When North Dakota’s strict new voter-identification law went into effect for the last election, people on the reservation of the Turtle Mountain Band of the Chippewa Indians were bewildered. We used to be able to cast a ballot in state, federal and tribal elections without an ID if we signed an affidavit or a poll worker vouched for us. Then the legislature passed a law requiring an ID with a residential address at the polls.
The state has a total voting-eligible population of 580,000, and about 70,000 lack the right kind of ID. The law requires that these IDs have street addresses printed on them and specifically bans using a P.O. Box. This was clearly designed to target Native Americans. Most tribal IDs don’t have this information. In fact, many tribal citizens don’t have residential mailing addresses in the first place — the U.S. Postal Service does not provide residential delivery to their rural communities.

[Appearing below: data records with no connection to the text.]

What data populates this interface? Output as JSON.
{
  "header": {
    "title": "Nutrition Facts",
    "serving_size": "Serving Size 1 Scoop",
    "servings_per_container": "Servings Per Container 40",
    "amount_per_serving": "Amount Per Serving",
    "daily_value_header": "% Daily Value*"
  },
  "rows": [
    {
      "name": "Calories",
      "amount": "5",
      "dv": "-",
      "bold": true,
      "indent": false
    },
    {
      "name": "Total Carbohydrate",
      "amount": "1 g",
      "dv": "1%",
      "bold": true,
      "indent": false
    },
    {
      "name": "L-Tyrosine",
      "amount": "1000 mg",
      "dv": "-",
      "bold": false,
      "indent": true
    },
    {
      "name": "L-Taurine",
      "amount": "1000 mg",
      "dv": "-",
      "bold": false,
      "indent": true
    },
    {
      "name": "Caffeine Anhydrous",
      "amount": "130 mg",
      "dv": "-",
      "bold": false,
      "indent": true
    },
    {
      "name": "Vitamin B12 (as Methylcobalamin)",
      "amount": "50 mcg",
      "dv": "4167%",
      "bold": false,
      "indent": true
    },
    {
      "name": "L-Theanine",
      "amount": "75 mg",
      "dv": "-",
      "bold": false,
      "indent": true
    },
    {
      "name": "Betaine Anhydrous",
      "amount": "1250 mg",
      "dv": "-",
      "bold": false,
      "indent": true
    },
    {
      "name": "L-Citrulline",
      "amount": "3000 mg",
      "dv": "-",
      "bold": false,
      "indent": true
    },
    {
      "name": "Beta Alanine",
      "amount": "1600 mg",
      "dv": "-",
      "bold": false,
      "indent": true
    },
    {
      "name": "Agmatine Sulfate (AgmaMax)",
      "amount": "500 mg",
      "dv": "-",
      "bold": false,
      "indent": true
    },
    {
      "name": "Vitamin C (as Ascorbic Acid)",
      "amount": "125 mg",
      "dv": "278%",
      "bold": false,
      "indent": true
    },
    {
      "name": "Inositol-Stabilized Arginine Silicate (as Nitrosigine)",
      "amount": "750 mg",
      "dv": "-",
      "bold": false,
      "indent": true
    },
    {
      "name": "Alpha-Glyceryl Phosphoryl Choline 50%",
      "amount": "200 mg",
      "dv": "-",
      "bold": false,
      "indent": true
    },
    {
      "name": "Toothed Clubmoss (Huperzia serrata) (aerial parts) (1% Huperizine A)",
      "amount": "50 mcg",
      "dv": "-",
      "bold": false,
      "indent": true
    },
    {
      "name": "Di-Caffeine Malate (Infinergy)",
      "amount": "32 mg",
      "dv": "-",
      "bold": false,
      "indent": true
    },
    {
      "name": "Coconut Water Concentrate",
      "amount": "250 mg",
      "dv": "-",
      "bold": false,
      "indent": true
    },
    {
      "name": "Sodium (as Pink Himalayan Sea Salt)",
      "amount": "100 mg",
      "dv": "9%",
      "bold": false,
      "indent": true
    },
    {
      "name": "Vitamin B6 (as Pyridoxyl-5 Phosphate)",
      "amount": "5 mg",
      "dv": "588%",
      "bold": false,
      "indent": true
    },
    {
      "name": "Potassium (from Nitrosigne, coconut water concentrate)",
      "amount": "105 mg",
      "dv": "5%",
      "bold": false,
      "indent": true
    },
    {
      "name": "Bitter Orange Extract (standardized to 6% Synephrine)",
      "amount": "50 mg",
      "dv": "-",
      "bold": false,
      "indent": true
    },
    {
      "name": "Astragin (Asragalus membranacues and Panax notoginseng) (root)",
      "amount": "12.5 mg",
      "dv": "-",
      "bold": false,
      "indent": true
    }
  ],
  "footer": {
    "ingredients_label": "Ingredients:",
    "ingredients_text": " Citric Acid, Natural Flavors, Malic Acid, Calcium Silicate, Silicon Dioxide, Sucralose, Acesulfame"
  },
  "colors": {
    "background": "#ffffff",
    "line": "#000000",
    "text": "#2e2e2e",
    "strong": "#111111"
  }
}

Some of my earliest memories as a kid growing up on the reservation involve going to the post office to pick up mail from our box. I could tell you exactly where I lived — to get to my grandparents’ house, for example, you went halfway to Belcourt Lake and made a left at the church — but we didn’t have an official street address. Nobody did. Our reservation measures about 6 by 12 miles and is home to about 19,000 people. Most buildings don’t have numbers, and most streets don’t have signs. Everybody knows everybody. We’re a tightknit community and a sovereign nation. We have our own way of doing things. It seems absurd that we should have to call some county official with no connection to the tribe, hundreds of miles away, and get assigned an address by some arbitrary system, just to exercise our basic rights. After all, when members of our tribe signed up to serve in the military, the armed forces didn’t require that information.